I also have occasion to celebrate since this is an anniversary date of having my gall bladder extracted. I suppose this is the ORF version of a piercing?

I ran across an excellent cartoon: [Link]

yesterday, and it immediately took me back to my days as a doctoral candidate at the campus of the Tennessee.  Since I was doing a theoretical research, a lot of coding was involved. As I have mentioned previously I was working full time for the Yankee army and doing graduate schule in and around. Part of that in and around was to do dissertation coding and work coding in parallel, at least during duty hours. My schedule was to get up early – for those days – and go to the computer center at the U – this was in the days when all the computers were mainframes – and pick up runs, drive onto post, stop at the lab computer center, pick up runs, and then drive to the building where my office was where I immediately went to cafeteria for breakfast. Then I could get an hour or so of work in before the bogs and married-with-bairns arrived. I made a couple of trips to the post computer center during the day but a bit after the bogs and marrieds left, a half hour or so to clear traffic, I would head for campus. Earlier it had been to attend classes but at this stage classes, except mandatory seminar attendance, were past and I went instead to the campus computer center where I worked until shy of midnight. Thence home for a bit of sleep and hygiene before repeating.

The coding was not textbook ideal. After all, this was research code, not organizational operation code. In all likelihood, no one else but me would use it. In fact, that was almost certain since the attitude of my adviser was that coding was irrelevant – he was a horrible coder and our strongest words were about him staying away from my punch cards – so the code was mine and no one else was involved. That was how it was in those days. No group coding hugs, no library of old code. A grad student wrote his own code or dropped out.

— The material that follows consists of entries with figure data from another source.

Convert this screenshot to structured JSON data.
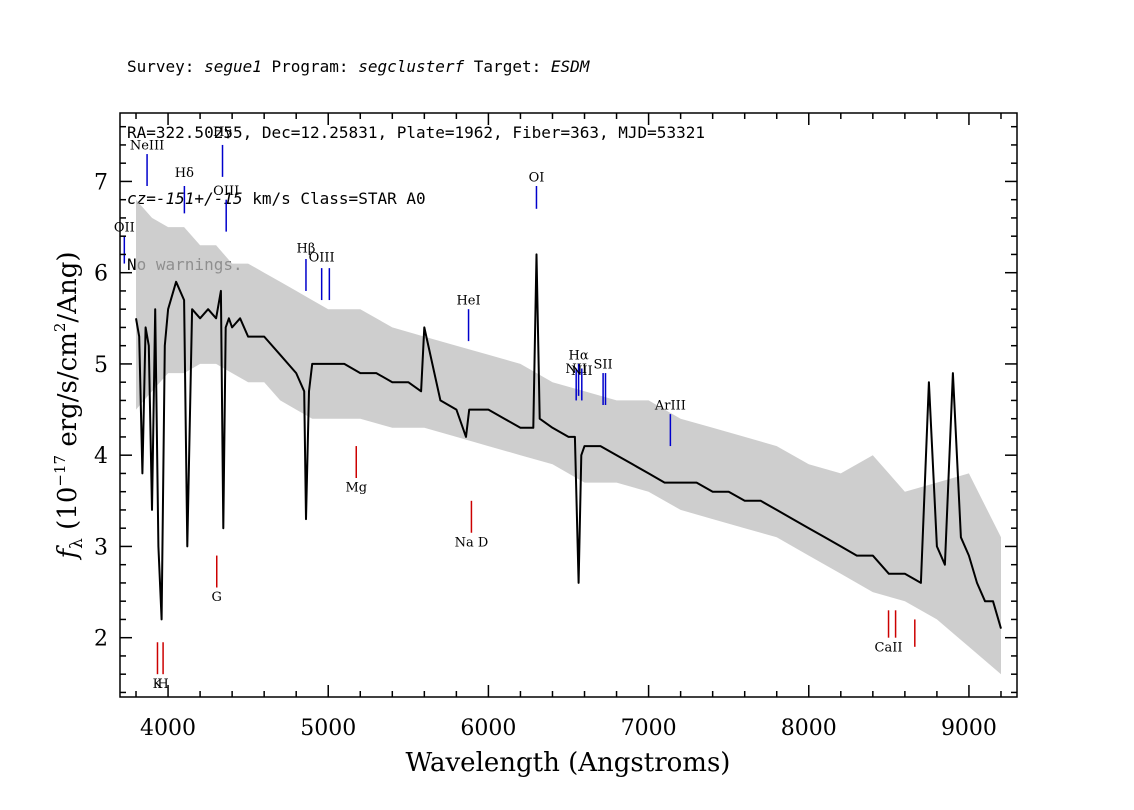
{
  "header": {
    "line1": {
      "survey_label": "Survey: ",
      "survey": "segue1",
      "program_label": " Program: ",
      "program": "segclusterf",
      "target_label": " Target: ",
      "target": "ESDM"
    },
    "line2": "RA=322.50255, Dec=12.25831, Plate=1962, Fiber=363, MJD=53321",
    "line3": {
      "cz": "cz=-151+/-15",
      "cz_units": " km/s Class=STAR A0"
    },
    "line4": "No warnings."
  },
  "chart_data": {
    "type": "line",
    "xlabel": "Wavelength (Angstroms)",
    "ylabel": "f_λ (10^-17 erg/s/cm^2/Ang)",
    "ylabel_parts": {
      "f": "f",
      "sub": "λ",
      "pre": " (10",
      "exp1": "−17",
      "mid": " erg/s/cm",
      "exp2": "2",
      "post": "/Ang)"
    },
    "xlim": [
      3700,
      9300
    ],
    "ylim": [
      1.35,
      7.75
    ],
    "xticks": [
      4000,
      5000,
      6000,
      7000,
      8000,
      9000
    ],
    "yticks": [
      2,
      3,
      4,
      5,
      6,
      7
    ],
    "grid": false,
    "series": [
      {
        "role": "flux",
        "color": "#000000",
        "x": [
          3800,
          3820,
          3840,
          3860,
          3880,
          3900,
          3920,
          3940,
          3960,
          3980,
          4000,
          4050,
          4100,
          4120,
          4150,
          4200,
          4250,
          4300,
          4330,
          4345,
          4360,
          4380,
          4400,
          4450,
          4500,
          4600,
          4700,
          4800,
          4850,
          4861,
          4880,
          4900,
          5000,
          5100,
          5200,
          5300,
          5400,
          5500,
          5580,
          5600,
          5700,
          5800,
          5860,
          5880,
          5900,
          6000,
          6100,
          6200,
          6280,
          6300,
          6320,
          6400,
          6500,
          6540,
          6563,
          6580,
          6600,
          6700,
          6800,
          6900,
          7000,
          7100,
          7200,
          7300,
          7400,
          7500,
          7600,
          7700,
          7800,
          7900,
          8000,
          8100,
          8200,
          8300,
          8400,
          8500,
          8600,
          8700,
          8750,
          8800,
          8850,
          8900,
          8950,
          9000,
          9050,
          9100,
          9150,
          9200
        ],
        "y": [
          5.5,
          5.3,
          3.8,
          5.4,
          5.2,
          3.4,
          5.6,
          3.0,
          2.2,
          5.2,
          5.6,
          5.9,
          5.7,
          3.0,
          5.6,
          5.5,
          5.6,
          5.5,
          5.8,
          3.2,
          5.4,
          5.5,
          5.4,
          5.5,
          5.3,
          5.3,
          5.1,
          4.9,
          4.7,
          3.3,
          4.7,
          5.0,
          5.0,
          5.0,
          4.9,
          4.9,
          4.8,
          4.8,
          4.7,
          5.4,
          4.6,
          4.5,
          4.2,
          4.5,
          4.5,
          4.5,
          4.4,
          4.3,
          4.3,
          6.2,
          4.4,
          4.3,
          4.2,
          4.2,
          2.6,
          4.0,
          4.1,
          4.1,
          4.0,
          3.9,
          3.8,
          3.7,
          3.7,
          3.7,
          3.6,
          3.6,
          3.5,
          3.5,
          3.4,
          3.3,
          3.2,
          3.1,
          3.0,
          2.9,
          2.9,
          2.7,
          2.7,
          2.6,
          4.8,
          3.0,
          2.8,
          4.9,
          3.1,
          2.9,
          2.6,
          2.4,
          2.4,
          2.1
        ]
      },
      {
        "role": "noise",
        "color": "#bebebe",
        "x": [
          3800,
          3900,
          4000,
          4100,
          4200,
          4300,
          4400,
          4500,
          4600,
          4700,
          4800,
          4900,
          5000,
          5200,
          5400,
          5600,
          5800,
          6000,
          6200,
          6400,
          6600,
          6800,
          7000,
          7200,
          7400,
          7600,
          7800,
          8000,
          8200,
          8400,
          8600,
          8800,
          9000,
          9200
        ],
        "y_low": [
          4.5,
          4.7,
          4.9,
          4.9,
          5.0,
          5.0,
          4.9,
          4.8,
          4.8,
          4.6,
          4.5,
          4.4,
          4.4,
          4.4,
          4.3,
          4.3,
          4.2,
          4.1,
          4.0,
          3.9,
          3.7,
          3.7,
          3.6,
          3.4,
          3.3,
          3.2,
          3.1,
          2.9,
          2.7,
          2.5,
          2.4,
          2.2,
          1.9,
          1.6
        ],
        "y_high": [
          6.8,
          6.6,
          6.5,
          6.5,
          6.3,
          6.3,
          6.1,
          6.1,
          6.0,
          5.9,
          5.8,
          5.7,
          5.6,
          5.6,
          5.4,
          5.3,
          5.2,
          5.1,
          5.0,
          4.8,
          4.7,
          4.6,
          4.6,
          4.4,
          4.3,
          4.2,
          4.1,
          3.9,
          3.8,
          4.0,
          3.6,
          3.7,
          3.8,
          3.1
        ]
      }
    ],
    "emission_lines": [
      {
        "label": "NeIII",
        "x": 3869,
        "y1": 6.95,
        "y2": 7.3,
        "label_y": 7.35
      },
      {
        "label": "Hγ",
        "x": 4340,
        "y1": 7.05,
        "y2": 7.4,
        "label_y": 7.5
      },
      {
        "label": "Hδ",
        "x": 4102,
        "y1": 6.65,
        "y2": 6.95,
        "label_y": 7.05
      },
      {
        "label": "OIII",
        "x": 4363,
        "y1": 6.45,
        "y2": 6.8,
        "label_y": 6.85
      },
      {
        "label": "OII",
        "x": 3727,
        "y1": 6.1,
        "y2": 6.4,
        "label_y": 6.45
      },
      {
        "label": "Hβ",
        "x": 4861,
        "y1": 5.8,
        "y2": 6.15,
        "label_y": 6.22
      },
      {
        "label": "OIII",
        "x": 4959,
        "y1": 5.7,
        "y2": 6.05,
        "label_y": 6.12
      },
      {
        "label": "OIII",
        "x": 5007,
        "y1": 5.7,
        "y2": 6.05,
        "label_y": null
      },
      {
        "label": "OI",
        "x": 6300,
        "y1": 6.7,
        "y2": 6.95,
        "label_y": 7.0
      },
      {
        "label": "HeI",
        "x": 5876,
        "y1": 5.25,
        "y2": 5.6,
        "label_y": 5.65
      },
      {
        "label": "NII",
        "x": 6548,
        "y1": 4.6,
        "y2": 4.95,
        "label_y": 4.9
      },
      {
        "label": "Hα",
        "x": 6563,
        "y1": 4.65,
        "y2": 5.0,
        "label_y": 5.05
      },
      {
        "label": "NII",
        "x": 6583,
        "y1": 4.6,
        "y2": 4.95,
        "label_y": 4.88
      },
      {
        "label": "SII",
        "x": 6716,
        "y1": 4.55,
        "y2": 4.9,
        "label_y": 4.95
      },
      {
        "label": "SII",
        "x": 6731,
        "y1": 4.55,
        "y2": 4.9,
        "label_y": null
      },
      {
        "label": "ArIII",
        "x": 7136,
        "y1": 4.1,
        "y2": 4.45,
        "label_y": 4.5
      }
    ],
    "absorption_lines": [
      {
        "label": "K",
        "x": 3934,
        "y1": 1.6,
        "y2": 1.95,
        "label_y": 1.45
      },
      {
        "label": "H",
        "x": 3969,
        "y1": 1.6,
        "y2": 1.95,
        "label_y": 1.45
      },
      {
        "label": "G",
        "x": 4304,
        "y1": 2.55,
        "y2": 2.9,
        "label_y": 2.4
      },
      {
        "label": "Mg",
        "x": 5175,
        "y1": 3.75,
        "y2": 4.1,
        "label_y": 3.6
      },
      {
        "label": "Na D",
        "x": 5894,
        "y1": 3.15,
        "y2": 3.5,
        "label_y": 3.0
      },
      {
        "label": "CaII",
        "x": 8498,
        "y1": 2.0,
        "y2": 2.3,
        "label_y": 1.85
      },
      {
        "label": "CaII",
        "x": 8542,
        "y1": 2.0,
        "y2": 2.3,
        "label_y": null
      },
      {
        "label": "CaII",
        "x": 8662,
        "y1": 1.9,
        "y2": 2.2,
        "label_y": null
      }
    ],
    "colors": {
      "emission": "#0000cc",
      "absorption": "#cc0000",
      "flux": "#000000",
      "noise": "#bebebe",
      "axes": "#000000"
    }
  }
}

And because of that, the commenting was non-existent, or nearly so. I made the natural assumption that what the code did was obvious and all I commented was sections, and then with terse labels. Only things that took lots of mind molting got lots of comments and those usually referred to a notebook location that meant nothing to anyone but me. I never counted the lines of code. Instead we counted pages of code. That was easier and counting was a bit of whimpery. Excellence was fewer pages, not more.

Those were wonderful days. All the code was in FORTRAN; no useless and intrusive GUI garbage to worry about. All you cared about was getting numbers out. Of course plotting was a pain and the body ached from long hours on computer center furniture, all of which was cast off from anywhere and everywhere. Even the Salvation Army and the Good Will wouldn’t have taken that furniture. They’d have burned it. Food was something one ate after submitting a BIG run. Always fast food because there were fast food places five minutes drive – maximum – from campus. And the campus cops, the night shift anyway, all knew and were known by the coding grad students so STOP signs were more suggestions than constraints.

Going to work was good. It was about the only break I got and the primary reason for sleep and hygiene. Going to see adviser was painful, mostly because the rhythm would get broken with new directions, or even writing a paper. But that’s a story for another blot.